The importance of health insurance in securing access to health care services is well documented. Despite their complex health and social needs, children with Medicaid coverage have access to care that is similar to higher income privately insured children (Figure 3).

2078-img3.gif

In 1995, Medicaid spent $25.4 billion on health care services for 17.5 million children in low-income families and about $7.1 billion for one million disabled children. The majority (93%) of the expenditures for non-disabled children are for acute care services, with one third for inpatient hospital care.

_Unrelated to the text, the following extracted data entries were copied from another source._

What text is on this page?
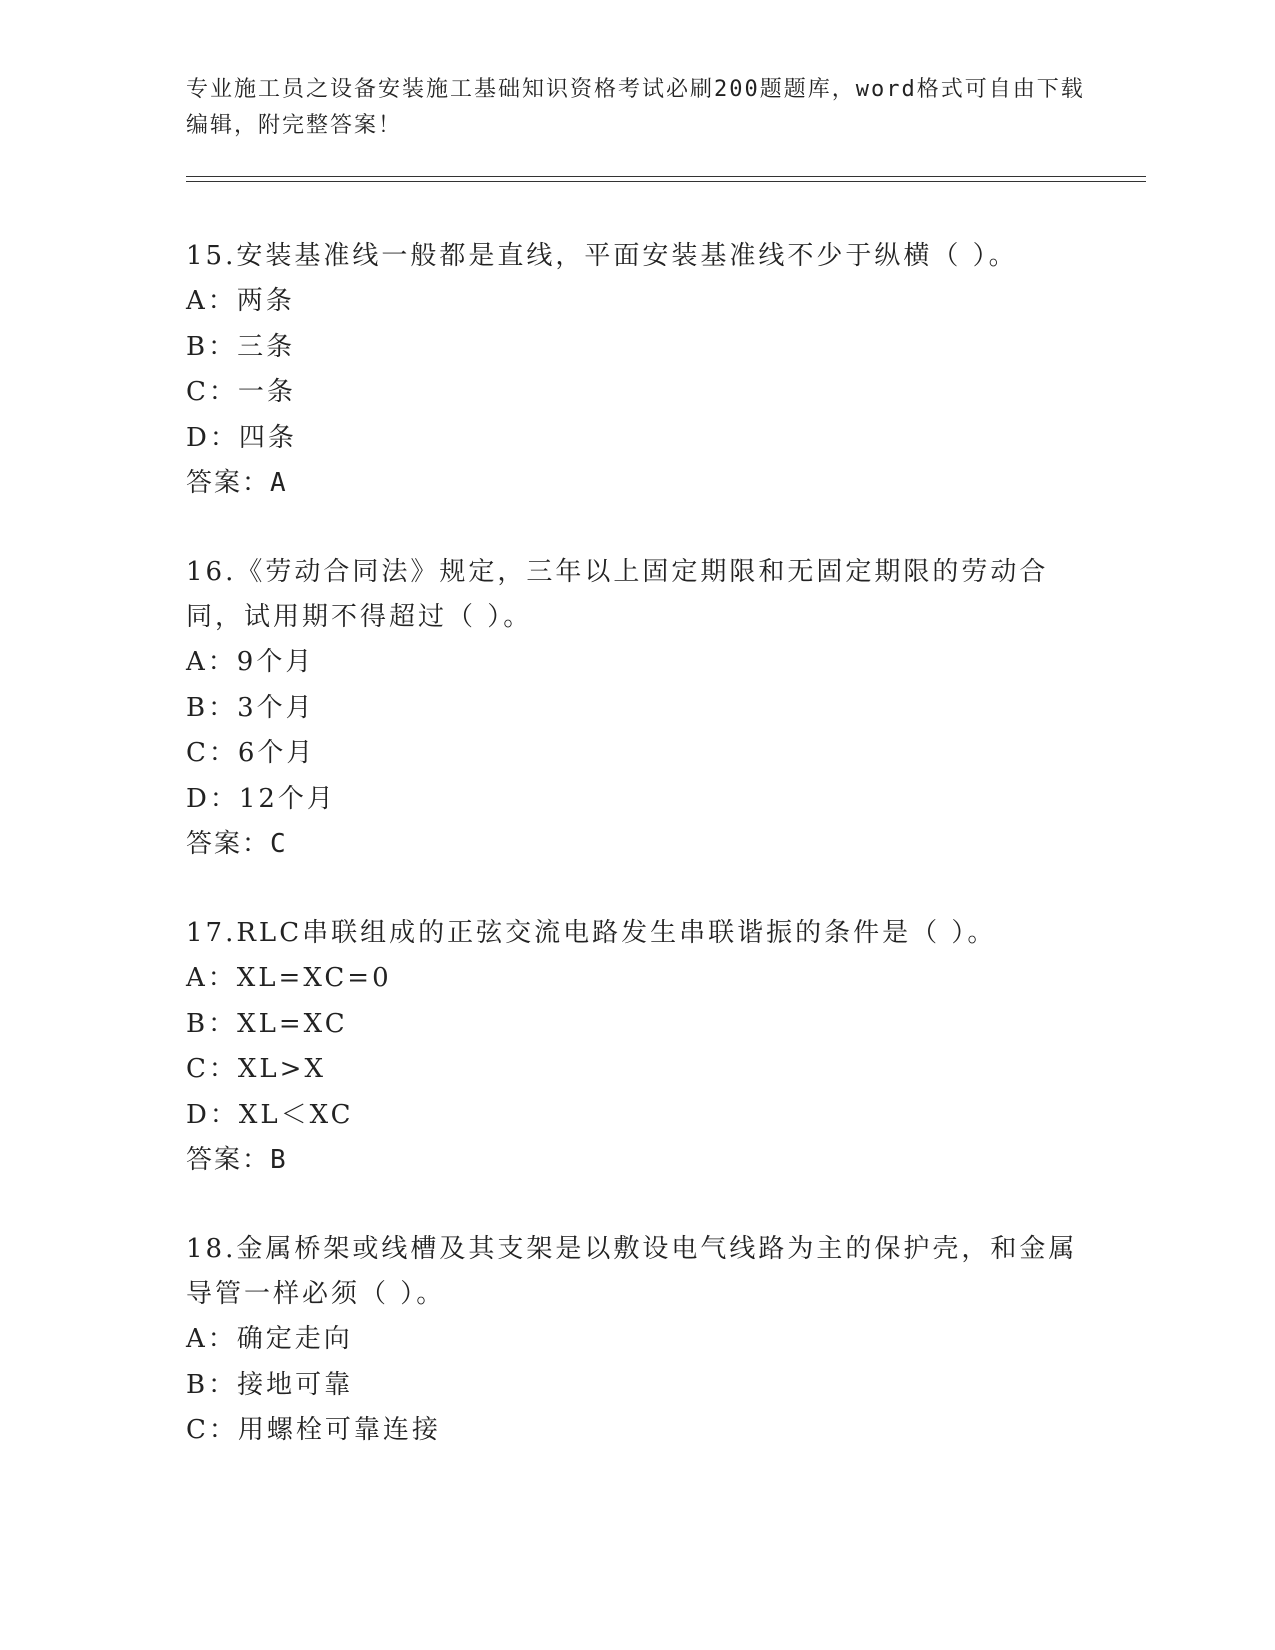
专业施工员之设备安装施工基础知识资格考试必刷200题题库，word格式可自由下载编辑，附完整答案！

15.安装基准线一般都是直线，平面安装基准线不少于纵横（ ）。

A：两条

B：三条

C：一条

D：四条

答案：A

16.《劳动合同法》规定，三年以上固定期限和无固定期限的劳动合同，试用期不得超过（ ）。

A：9个月

B：3个月

C：6个月

D：12个月

答案：C

17.RLC串联组成的正弦交流电路发生串联谐振的条件是（ ）。

A：XL=XC=0

B：XL=XC

C：XL>X

D：XL＜XC

答案：B

18.金属桥架或线槽及其支架是以敷设电气线路为主的保护壳，和金属导管一样必须（ ）。

A：确定走向

B：接地可靠

C：用螺栓可靠连接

While low-income children represent half of the 35 million Medicaid beneficiaries, they account for only 16.7% of overall Medicaid spending. In 1995, Medicaid spent an average of $1,175 per low-income child enrolled in the program. On average, children cost less to care for than older Medicaid beneficiaries, but some disabled children have very costly health and long-term care needs. Medicaid spent an average of $6,421 per year per child qualifying on the basis of disability (Figure 4).

2078-img4.gif

Issues and Challenges

Expanding Coverage.

To broaden coverage of low-income uninsured children, Congress enacted the new State Child Health Insurance Program and included provisions to allow states to facilitate enrollment and continuity of coverage under Medicaid. Key issues facing state Medicaid agencies include how the new children’s program will be structured, financed, and implemented, as well as how it will be integrated with or build on the state’s existing Medicaid program.

Participation.

An estimated 3 million of the 9.8 million uninsured children are eligible for but not enrolled in Medicaid. This is largely due to enrollment barriers or lack of awareness of the program. States can streamline the eligibility process and facilitate enrollment. For example, 25 states allow mail-in eligibility applications and 29 states have dropped the asset test. Medicaid eligibility policy has also changed markedly as a result of the 1996 welfare law, which eliminated the automatic link between cash assistance and Medicaid. Ongoing and intensified outreach and educational efforts will be necessary to assure that all the children who are eligible for assistance under Medicaid are enrolled.

Managed Care.

In 1996, 40% of beneficiaries were enrolled in managed care, mostly low-income children and their parents. The BBA of 1997 expands state flexibility by allowing states to mandate Medicaid managed care enrollment without requiring states to obtain a Section 1115 or 1915(b) waiver. States will still need a waiver to mandatorily enroll special needs children, but will be able to enroll other non-disabled children. Managed care has the potential to improve access to preventive and primary care, but given the vulnerable nature of the Medicaid population, it requires careful implementation and monitoring to assure quality and access.